R.U.R. (Rossum's Universal Robots) is an upcoming science fiction musical film written and directed by Alex Proyas and based on the 1920 Czech play of the same name by Karel Čapek. The film stars Sammy Allsop, Lindsay Farris, Anthony LaPaglia, and Richard Roxburgh.

== Premise ==
The film follows a young woman, Helena, who arrives at the island factory of Rossum's Universal Robots. Helena plots to give the robots souls and emancipate them from capitalist exploitation, a decision that quickly leads to unintended destruction.

== Cast ==
- Sammy Allsop as Helena Glory
- Lindsay Farris as Harry Doman
- Anthony LaPaglia
- Richard Roxburgh
- Goran D. Kleut as The Rossom Twins
- Nicholas Brown as Doctor Gall
- Brenden Lovett as General Alquist
- CJ Bloomfield as Primus
- Brian Lipson as Dr Hallemeier
- Lauren Grimson as Amelia

== Production ==
=== Development ===
Alex Proyas announced that he had written a film adaptation of Karel Čapek's 1920 Czech play R.U.R. in August 2023. Proyas would also direct and produce alongside Morris Ruskin.
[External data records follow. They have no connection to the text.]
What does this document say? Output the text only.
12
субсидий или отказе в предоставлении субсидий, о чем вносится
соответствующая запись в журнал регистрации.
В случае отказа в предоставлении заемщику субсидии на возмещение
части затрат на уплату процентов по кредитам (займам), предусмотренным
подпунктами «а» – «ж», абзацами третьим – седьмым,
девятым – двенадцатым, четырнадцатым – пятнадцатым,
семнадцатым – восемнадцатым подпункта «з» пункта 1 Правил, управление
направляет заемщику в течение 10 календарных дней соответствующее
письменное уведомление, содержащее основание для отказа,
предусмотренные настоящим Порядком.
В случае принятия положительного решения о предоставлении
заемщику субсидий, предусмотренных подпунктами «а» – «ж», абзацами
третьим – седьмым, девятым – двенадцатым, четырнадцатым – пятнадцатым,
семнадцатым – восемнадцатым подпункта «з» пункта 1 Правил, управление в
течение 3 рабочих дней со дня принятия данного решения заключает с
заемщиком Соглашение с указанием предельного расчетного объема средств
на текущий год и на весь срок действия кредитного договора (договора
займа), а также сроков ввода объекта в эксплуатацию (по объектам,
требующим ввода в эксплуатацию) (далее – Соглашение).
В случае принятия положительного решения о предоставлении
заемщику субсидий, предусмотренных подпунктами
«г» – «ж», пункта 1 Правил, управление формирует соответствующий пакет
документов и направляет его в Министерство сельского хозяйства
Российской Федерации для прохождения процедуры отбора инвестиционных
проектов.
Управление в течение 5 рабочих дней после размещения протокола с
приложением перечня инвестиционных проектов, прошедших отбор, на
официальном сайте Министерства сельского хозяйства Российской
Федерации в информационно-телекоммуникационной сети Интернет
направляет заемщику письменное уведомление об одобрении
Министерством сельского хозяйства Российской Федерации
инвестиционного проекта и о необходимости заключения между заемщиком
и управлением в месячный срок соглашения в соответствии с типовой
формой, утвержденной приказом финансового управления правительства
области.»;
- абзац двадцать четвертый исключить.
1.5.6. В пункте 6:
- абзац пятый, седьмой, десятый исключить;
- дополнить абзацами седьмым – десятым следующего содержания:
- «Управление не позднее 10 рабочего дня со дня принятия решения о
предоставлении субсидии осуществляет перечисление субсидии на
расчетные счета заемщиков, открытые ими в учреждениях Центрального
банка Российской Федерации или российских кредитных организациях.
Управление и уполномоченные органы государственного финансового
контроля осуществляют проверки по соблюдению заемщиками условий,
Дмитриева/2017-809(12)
The musical science fiction film was described as "Dr. Strangelove and Brazil meets Young Frankenstein and The Greatest Showman."

Speaking about the process of adapting the original play, Proyas said he wrote it with an intent of placing focus on current technological advancements. Proyas said "it talks about what’s happening today in terms of AI, but through the lens of this wonderful, classic tale, so a lot had to change.”

In 2023, Lindsay Farris was cast as the general manager of Rossum's Universal Robots, Harry Domin.

In October 2023, Proyas announced a kickstarter for the film. Proyas said it would allow him to "have the creative freedom required to create original films free from studio interference".

In August 2024, Mallory Jansen and Anthony LaPaglia were added to the cast. In October, Proyas announced the casting of Richard Roxburgh, Nicholas Brown, Brenden Lovett, CJ Bloomfield, Brian Lipson, Lauren Grimson and Sammy Allsop.

Proyas documented the development of the film on a monetized Patreon blog.

=== Filming ===
The film began principal photography on 28 October 2024. The shoot extensively deployed on-set virtual production.